Trading Standards and the Advertising Standards Authority are investigating readership claims made by Trinity Mirror for its Southport Visiter and Formby Times weekly titles.
It follows a complaint by a rival publisher that Trinity was claiming readership gains when circulation at the papers was down.
In March, Trinity’s north Merseyside free titles published a wrap, stating the Formby Times readership was 23,000.
But Phil Lilley, director of rival Champion Newspapers, said the claim was made at a time when the Formby Times’s circulation had dropped to an all time low of 4,508.
Lilley said that when he challenged Trinity over the claim, it said 10,000 readers were outside Formby, which has only 20,473 adults in the 15-plus age group.
He also claimed that Trinity had told the Newspaper Society all of its circulation was inside the town, and was displayed as such on the database of JICREG (the Joint Industry Committee for Regional Press Research).
Champion is Trinity’s main competitor in the Southport and Formby areas.
He told Press Gazette: “We asked local trading standards to ascertain how TM could square the circle with their contradictory positions.
“The answer given by TM was that all of its circulation is in Formby, but then residents pass copies on to others outside of the area, who again pass them on until we reach 10,000 readers outside of Formby.” Citing a Press Gazette report on the Birmingham Mail that said the Mail had increased readership, but lost paying readers according to a GfK NOP survey, Lilley said: “This is also a TM title that has experienced a sharp fall in circulation, while readership has increased by 8,000. Readers per copy (RPC) have gone up from 2.5 to 2.9 for both the Birmingham Mail and the Formby Times.
The Southport Visiter has climbed to 3.68 RPC from 2.85.
“How is it that in all the TM titles on Merseyside, circulation has gone down, in many cases to record lows, yet readership has increased — and alarmingly so in some cases?” He added: “The only way publishers can try to maintain readership in a marketplace where fewer people are buying newspapers is to increase readers per copy.

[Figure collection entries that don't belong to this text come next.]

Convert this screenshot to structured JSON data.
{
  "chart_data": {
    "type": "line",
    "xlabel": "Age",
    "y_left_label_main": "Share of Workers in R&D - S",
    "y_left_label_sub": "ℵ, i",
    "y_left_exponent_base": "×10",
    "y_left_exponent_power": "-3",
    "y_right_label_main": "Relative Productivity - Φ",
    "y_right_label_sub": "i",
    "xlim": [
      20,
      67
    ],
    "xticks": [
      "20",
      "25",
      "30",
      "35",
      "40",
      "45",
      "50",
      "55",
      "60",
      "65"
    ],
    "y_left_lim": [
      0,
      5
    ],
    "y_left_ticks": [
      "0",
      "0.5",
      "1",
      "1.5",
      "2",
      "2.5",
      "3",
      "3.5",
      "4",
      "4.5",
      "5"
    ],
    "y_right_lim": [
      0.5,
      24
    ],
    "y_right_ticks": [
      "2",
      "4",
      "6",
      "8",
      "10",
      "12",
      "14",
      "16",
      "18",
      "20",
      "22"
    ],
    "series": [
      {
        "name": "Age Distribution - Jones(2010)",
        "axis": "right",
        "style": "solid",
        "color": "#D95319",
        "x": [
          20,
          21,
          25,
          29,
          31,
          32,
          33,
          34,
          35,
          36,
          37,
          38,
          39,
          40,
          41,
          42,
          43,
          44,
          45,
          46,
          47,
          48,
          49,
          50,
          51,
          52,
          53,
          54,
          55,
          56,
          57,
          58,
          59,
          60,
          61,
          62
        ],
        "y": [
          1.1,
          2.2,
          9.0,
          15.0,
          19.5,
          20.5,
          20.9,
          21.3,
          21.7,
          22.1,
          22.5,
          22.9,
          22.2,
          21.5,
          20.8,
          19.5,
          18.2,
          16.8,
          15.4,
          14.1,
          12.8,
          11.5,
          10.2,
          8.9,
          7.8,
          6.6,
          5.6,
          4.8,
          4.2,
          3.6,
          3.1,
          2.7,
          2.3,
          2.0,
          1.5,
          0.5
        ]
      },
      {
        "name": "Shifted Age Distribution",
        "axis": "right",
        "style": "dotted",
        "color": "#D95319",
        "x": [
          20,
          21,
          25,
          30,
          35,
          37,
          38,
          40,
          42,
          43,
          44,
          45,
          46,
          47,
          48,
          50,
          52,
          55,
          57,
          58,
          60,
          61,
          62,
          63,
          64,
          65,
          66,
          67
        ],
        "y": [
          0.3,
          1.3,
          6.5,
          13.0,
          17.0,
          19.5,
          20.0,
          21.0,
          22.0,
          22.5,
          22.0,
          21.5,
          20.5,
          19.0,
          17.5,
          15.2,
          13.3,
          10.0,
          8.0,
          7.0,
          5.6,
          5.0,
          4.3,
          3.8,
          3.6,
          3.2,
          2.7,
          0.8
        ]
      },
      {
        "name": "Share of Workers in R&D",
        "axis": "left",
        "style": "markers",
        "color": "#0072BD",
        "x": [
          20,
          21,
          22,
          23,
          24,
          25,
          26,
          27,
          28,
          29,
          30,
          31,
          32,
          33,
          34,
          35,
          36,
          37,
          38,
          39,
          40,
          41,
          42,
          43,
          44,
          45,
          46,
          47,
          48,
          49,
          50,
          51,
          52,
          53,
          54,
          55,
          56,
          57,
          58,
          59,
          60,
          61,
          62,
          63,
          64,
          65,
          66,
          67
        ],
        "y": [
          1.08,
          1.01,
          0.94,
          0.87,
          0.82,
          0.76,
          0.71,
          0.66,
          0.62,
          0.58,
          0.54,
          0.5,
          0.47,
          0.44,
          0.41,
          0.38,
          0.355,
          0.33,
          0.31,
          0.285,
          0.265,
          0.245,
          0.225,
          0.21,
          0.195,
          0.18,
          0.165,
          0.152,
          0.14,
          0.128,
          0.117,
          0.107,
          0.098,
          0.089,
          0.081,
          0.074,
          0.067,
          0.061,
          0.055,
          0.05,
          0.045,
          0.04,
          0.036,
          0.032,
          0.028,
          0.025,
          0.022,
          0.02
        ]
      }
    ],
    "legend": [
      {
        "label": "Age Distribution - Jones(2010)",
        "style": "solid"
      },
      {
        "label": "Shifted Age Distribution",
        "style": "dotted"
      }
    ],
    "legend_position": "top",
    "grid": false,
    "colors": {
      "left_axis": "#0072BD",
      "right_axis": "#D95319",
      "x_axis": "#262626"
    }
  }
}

“The increase in RPC is astonishing given that, due to family break-ups, fewer adults reside per household.
“TM has somehow managed to attract almost half a reader per copy sold for the Formby Times and Birmingham Mail (from approximately one quarter of a million copies), and almost a full reader per copy for the Southport Visiter over a 12- to 18-month period.” Sefton Metropolitan Borough Council Trading Standards confirmed it was investigating the Southport Visiter and the Formby Times, while the ASA confirmed it was investigating the Southport Visiter, the Formby Times and another Trinity Mirror title, the Ormskirk Advertiser.
A Trinity Mirror spokesman said: “The figures quoted in the campaign were based on a wider research area than the one represented on the JICREG database.
“These figures were taken from the Trinity Mirror BEAMER readership survey. BEAMER is the biggest piece of media face-to-face research ever conducted in the UK, with a total sample of 36,000 interviews across the UK.
“BEAMER researched an area larger than the one represented on the JICREG database. We therefore have two separate figures which we can legitimately quote with different sources.
“However we are currently in the process of reviewing the area represented for these titles on the JICREG database in view of the research findings, with the full support of JICREG.”